Skip to main content
ARS Home » Midwest Area » Madison, Wisconsin » U.S. Dairy Forage Research Center » Dairy Forage Research » Research » Publications at this Location » Publication #255445

Title: Acute handling disturbance modulates plasma insulin-like growth factor binding proteins in rainbow trout (Oncorhynchus mykiss)

Author
item Shepherd, Brian
item ALURU, NEELAKANTESWAR - University Of Waterloo
item VIJAYAN, MATHILIKATH - University Of Waterloo

Submitted to: Domestic Animal Endocrinology
Publication Type: Peer Reviewed Journal
Publication Acceptance Date: 9/24/2010
Publication Date: 4/1/2011
Citation: Shepherd, B.S., Aluru, N., Vijayan, M. 2011. Acute handling disturbance modulates plasma insulin-like growth factor binding proteins in rainbow trout (Oncorhynchus mykiss). Domestic Animal Endocrinology. 40:129-138.

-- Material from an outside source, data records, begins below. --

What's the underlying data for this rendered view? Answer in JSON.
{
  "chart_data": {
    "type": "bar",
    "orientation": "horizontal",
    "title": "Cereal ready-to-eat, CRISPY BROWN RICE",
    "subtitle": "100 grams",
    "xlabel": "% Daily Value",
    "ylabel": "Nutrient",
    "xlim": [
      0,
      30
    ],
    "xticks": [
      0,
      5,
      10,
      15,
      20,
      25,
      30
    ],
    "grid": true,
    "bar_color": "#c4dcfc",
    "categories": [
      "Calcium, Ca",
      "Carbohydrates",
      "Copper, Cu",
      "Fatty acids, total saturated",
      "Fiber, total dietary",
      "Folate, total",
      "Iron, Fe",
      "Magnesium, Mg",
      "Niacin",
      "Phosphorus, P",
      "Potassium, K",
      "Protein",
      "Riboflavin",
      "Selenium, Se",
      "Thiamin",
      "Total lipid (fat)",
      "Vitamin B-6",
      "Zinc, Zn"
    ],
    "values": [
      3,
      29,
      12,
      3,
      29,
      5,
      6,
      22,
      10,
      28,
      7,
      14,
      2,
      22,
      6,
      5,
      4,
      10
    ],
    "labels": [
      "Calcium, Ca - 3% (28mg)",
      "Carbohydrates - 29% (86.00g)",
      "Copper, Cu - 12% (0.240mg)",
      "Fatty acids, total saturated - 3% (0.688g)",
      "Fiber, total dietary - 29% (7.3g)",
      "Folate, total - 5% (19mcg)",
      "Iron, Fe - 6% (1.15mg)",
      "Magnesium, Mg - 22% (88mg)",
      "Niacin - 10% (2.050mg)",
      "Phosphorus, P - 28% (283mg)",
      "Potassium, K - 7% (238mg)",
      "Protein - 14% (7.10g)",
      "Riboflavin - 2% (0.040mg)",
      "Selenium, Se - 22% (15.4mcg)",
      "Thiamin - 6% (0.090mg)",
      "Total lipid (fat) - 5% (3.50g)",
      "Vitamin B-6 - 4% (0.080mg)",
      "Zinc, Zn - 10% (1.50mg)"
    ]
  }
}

Interpretive Summary: Rainbow trout are an important aquaculture species and much is known about production parameters and how these affect important traits such as disease and growth. However, many routine production practices (cleaning, sorting, netting and handling) can adversely affect growth by influencing the stress response. The stress response is primarily mediated by cortisol (a steroid hormone), which can reduce levels of the hormones that control growth, mainly Insulin-like growth factor-I (IGF-I) which is stimulated by growth hormone (GH). IGF-I is released into the blood at which time it is bound to specific binding proteins called IGF-binding proteins (IGFBPs), which distribute and control the effects of IGF-I. Often, in culture situations, routine disturbances can be of a short duration, but the effects of brief stressors (less than 5 minutes) on the hormones that control growth have not been examined. To evaluate this, we subjected rainbow trout to a 5-minute netting and chasing disturbance. Following this disturbance, blood was taken from these animals and undisturbed controls at 0 (before disturbance), 1, 4, and 24 hours after stressor exposure. Cortisol levels peaked at 1 and 4 hours and then decreased to baseline levels at 24 hours after disturbance. Growth hormone levels were unaffected by the stressor, whereas levels of IGF-I were depressed at 1 and 4 hours post-disturbance. Four IGF-binding proteins were identified in the blood of rainbow trout. There was no effect of stressor, nor was there a daily pattern in undisturbed animals on the two smaller IGFBPs. By contrast, we found that levels of the larger IGFBPs decreased over the 24-hr sampling interval (a daily pattern) in the unstressed animals. However, this daily decrease was not present in the stressed animals. Instead, we found that the larger IGFBPs were generally elevated in response to stressor exposure. These findings suggest that short-term disturbances (similar to those routinely encountered in hatchery operations) impact hormones important to growth and well-being in rainbow trout.

Technical Abstract: The effects of acute stressor exposure on proximal (growth hormone; GH) and distal (insulin-like growth factor-I; IGF-I and IGF-binding proteins) components of the somatotropic axis are poorly understood in finfish. We exposed rainbow trout (Oncorhynchus mykiss) to a 5-minute handling disturbance to mimic an acute stressor episode, and measured levels of plasma GH, IGF-I and IGFBPs at 0, 1, 4 and 24-h post-stressor exposure. An unstressed group was also sampled at the same clock times (09:00, 10:00, 13:00 and 09:00) as the acute stress sampling to determine diel changes in the above somatotropic axis components. The acute stressor transiently elevated plasma cortisol and glucose levels at 1- and 4-h post-stressor exposure, while no changes were seen in the unstressed group {Aluru, 2006 #1932}. Plasma GH levels were not affected by handling stress or sampling time in the unstressed animals. Plasma IGF-I levels were significantly depressed at 1- and 4-h post-stressor exposure, but no discernible diel pattern was seen in the unstressed animals. Using a western ligand blotting technique, we detected plasma IGF-binding proteins (IGFBPs) of 21, 32, 42, and 50 kDa in size. The plasma levels of the lower molecular weight IGFBPs (21 and 32 kDa) were unaffected by handling stressor, and there was no discernible diurnal pattern in the unstressed animals. By contrast, the higher molecular weight (42 and 50 kDa) IGFBPs were affected by stress and/or time of sampling. Levels of the 42-kDa IGFBP levels significantly decreased over the sampling period in the unstressed control animals, but this temporal drop was eliminated in the stressed animals. Levels of the 50-kDa IGFBPs also decreased significantly over the sampling time in the unstressed trout, while handling disturbance transiently increased this IGFBP levels at 1 h but not at 4- and 24-h post-stressor exposure compared to the control group. Overall, our results suggest a role for the high molecular mass IGFBPs (42 and 50 kDa) in acute stress adaptation in trout.